A laser pushing the limits of modern fibre optics
The development of the high-power laser transmitter at Kryoneri also poses a technological challenge.

"The laser has to be so powerful that it would actually break down the protective coating of its own optical components and mirrors and melt conventional fibre optics if not designed with the necessary precautions," says ESA Ground Laser Transmitter optical lead engineer Andrea Di Mira. "And we are combining up to seven separate beams that have to work together seamlessly."

With the seven beams combined, the ESA laser will be capable of transmitting photons encoded with information bright enough for DSOC to detect when it is roughly 1.5-2.5 astronomical units (220-370 million km) from Earth. These distances would be typical of a future Mars mission, for example. NASA believes it may be able to push the technology to even further distances.

In addition to the high brightness, the laser beam must be pointed precisely in the direction of the distant spacecraft. The required precision is like shining a laser pointer from Earth into a small crater on the Moon.

Work has begun to prepare the site for the transmitter at Kryoneri. Once complete, the system will be tested at reduced power using the optical communication terminal of Alphasat, a European technology demonstration satellite now in geostationary orbit.

Europe up to the challenge
ESA's participation in the DSOC demonstration is made possible by a consortium of European companies including qtlabs, Single Quantum, General Atomics Synopta, qssys, Safran Data Systems and NKT Photonics Ltd, and by the National Observatory of Athens, who is providing access to the Helmos and Kryoneri observatories.

The project is funded through ESA's General Support Technology Programme and Technology Development Element.

"We are really challenging European industry with this project," says Sinda Mejri. "But they have eagerly taken up the challenge. The work they carry out here could also give them an edge in the development of important technologies for applications such as Quantum key distribution, used for secure communications, and quantum imaging."

Deep-space optical communication is considered the most challenging form of optical communication. Its technology innovations, especially related to quantum optical communication, will directly benefit ESA's missions in this field, such as SAGA, Eagle-1, OPS-SAT VOLT or QKDSAT.

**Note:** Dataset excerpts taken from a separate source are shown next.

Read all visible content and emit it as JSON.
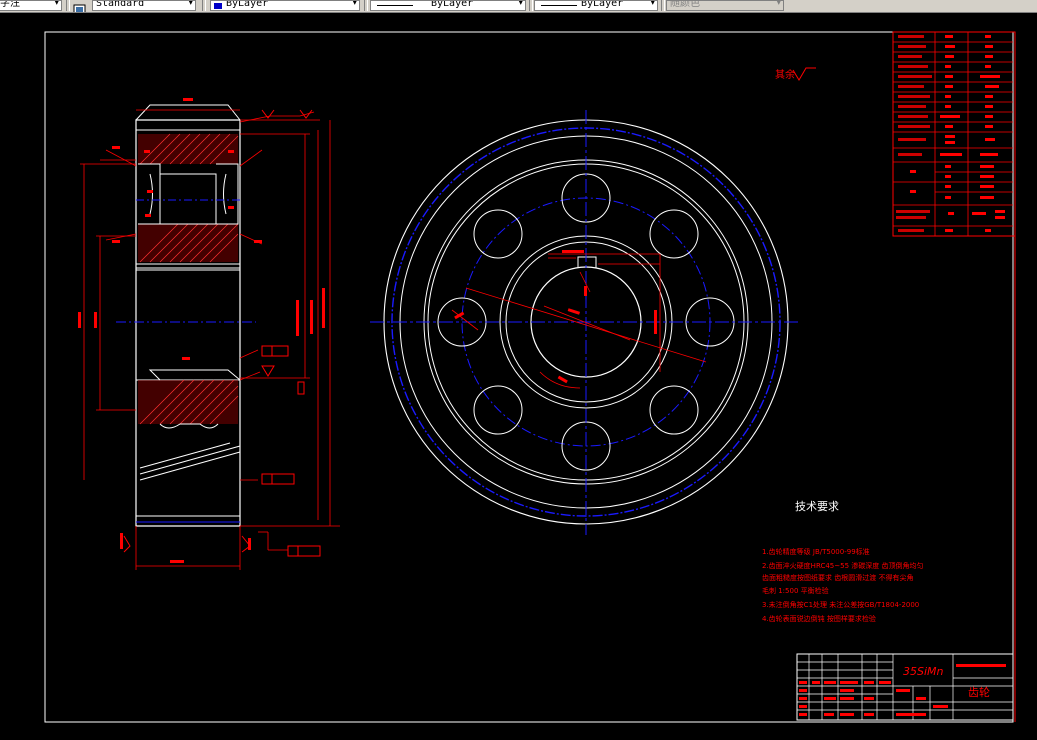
{
  "toolbar": {
    "text_style_prefix": "字注",
    "dim_style": "Standard",
    "layer": "ByLayer",
    "linetype": "ByLayer",
    "lineweight": "ByLayer",
    "plot_style": "随颜色",
    "dropdown_glyph": "▾"
  },
  "drawing": {
    "tech_title": "技术要求",
    "tech_notes": [
      "1.齿轮精度等级 JB/T5000-99标准",
      "2.齿面淬火硬度HRC45~55 渗碳深度 齿顶倒角均匀",
      "  齿面粗糙度按图纸要求 齿根圆滑过渡 不得有尖角",
      "  毛刺 1:500 平衡检验",
      "3.未注倒角按C1处理 未注公差按GB/T1804-2000",
      "4.齿轮表面锐边倒钝 按图样要求检验"
    ],
    "material": "35SiMn",
    "part_name": "齿轮",
    "title_small": "零件图号",
    "rough_symbol": "其余"
  },
  "colors": {
    "background": "#000000",
    "red": "#ff0000",
    "white": "#ffffff",
    "blue": "#1a1aff",
    "toolbar": "#d4d0c8"
  }
}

ESA's experiments with DSOC will take place in 2025, once the spacecraft is far enough from Earth to be representative of future deep space science and exploration missions.

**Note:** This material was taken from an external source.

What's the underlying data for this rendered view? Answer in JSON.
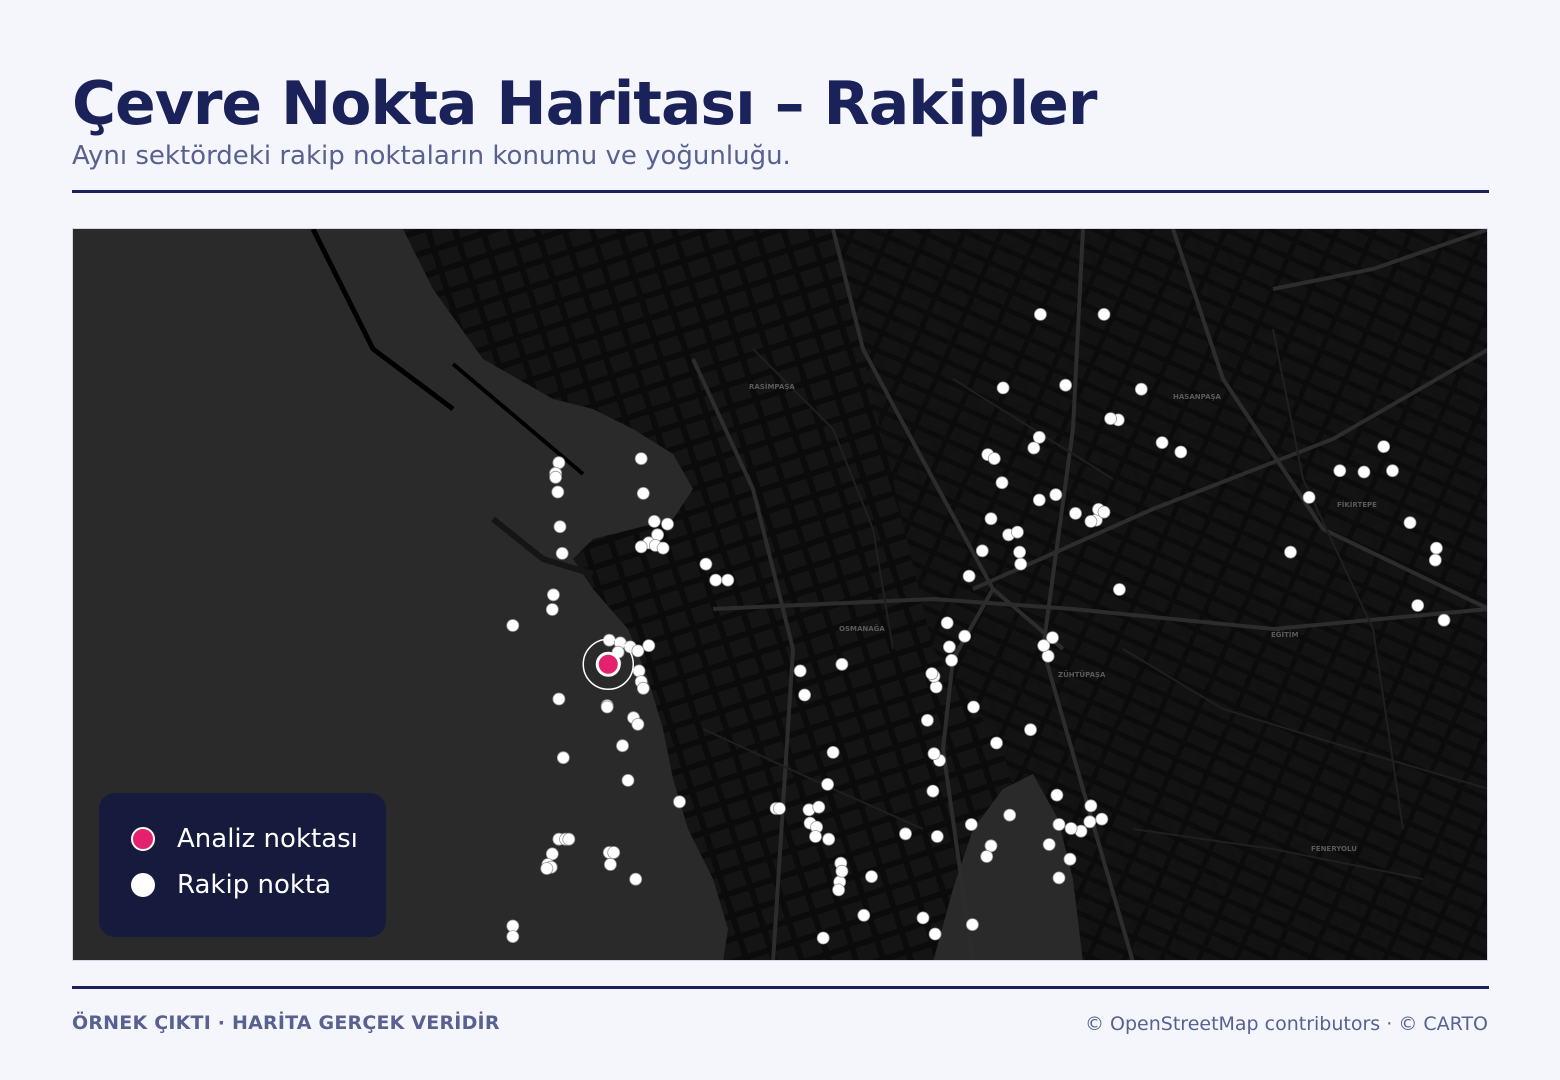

If successful, the demonstration could pave the way for a new generation of Solar System exploration and the development of deep space optical communication stations on Earth.

Journey to an ancient metal world
DSOC is riding along with NASA's Psyche mission but will not transmit Psyche mission data. The Psyche mission's primary goal is the exploration of the mysterious metal-rich asteroid of the same name.

Scientists believe that rocky, terrestrial planets such as Earth contain metallic cores, but their location so far beneath the surface makes them tough to study. The Psyche asteroid offers a rare chance to explore the history and formation of Earth-like planets.

Psyche was first discovered by Italian astronomer Annibale de Gasparis in 1852, as the 16th ever discovered asteroid. Almost two centuries later, Italy is now home to ESA's Planetary Defence Office who are particularly excited to see the results of the Psyche mission.

Humankind's understanding of asteroids is rapidly increasing: we are getting better at detecting small asteroids before impact with Earth, detecting ones that pass close by, getting up close to study them with spacecraft, and even returning asteroid samples to Earth.

The Psyche mission, and the DSOC technology demonstration with it, will enable a greater understanding of the origins of our Universe and enhance our ability to transmit large quantities of scientific data back to Earth.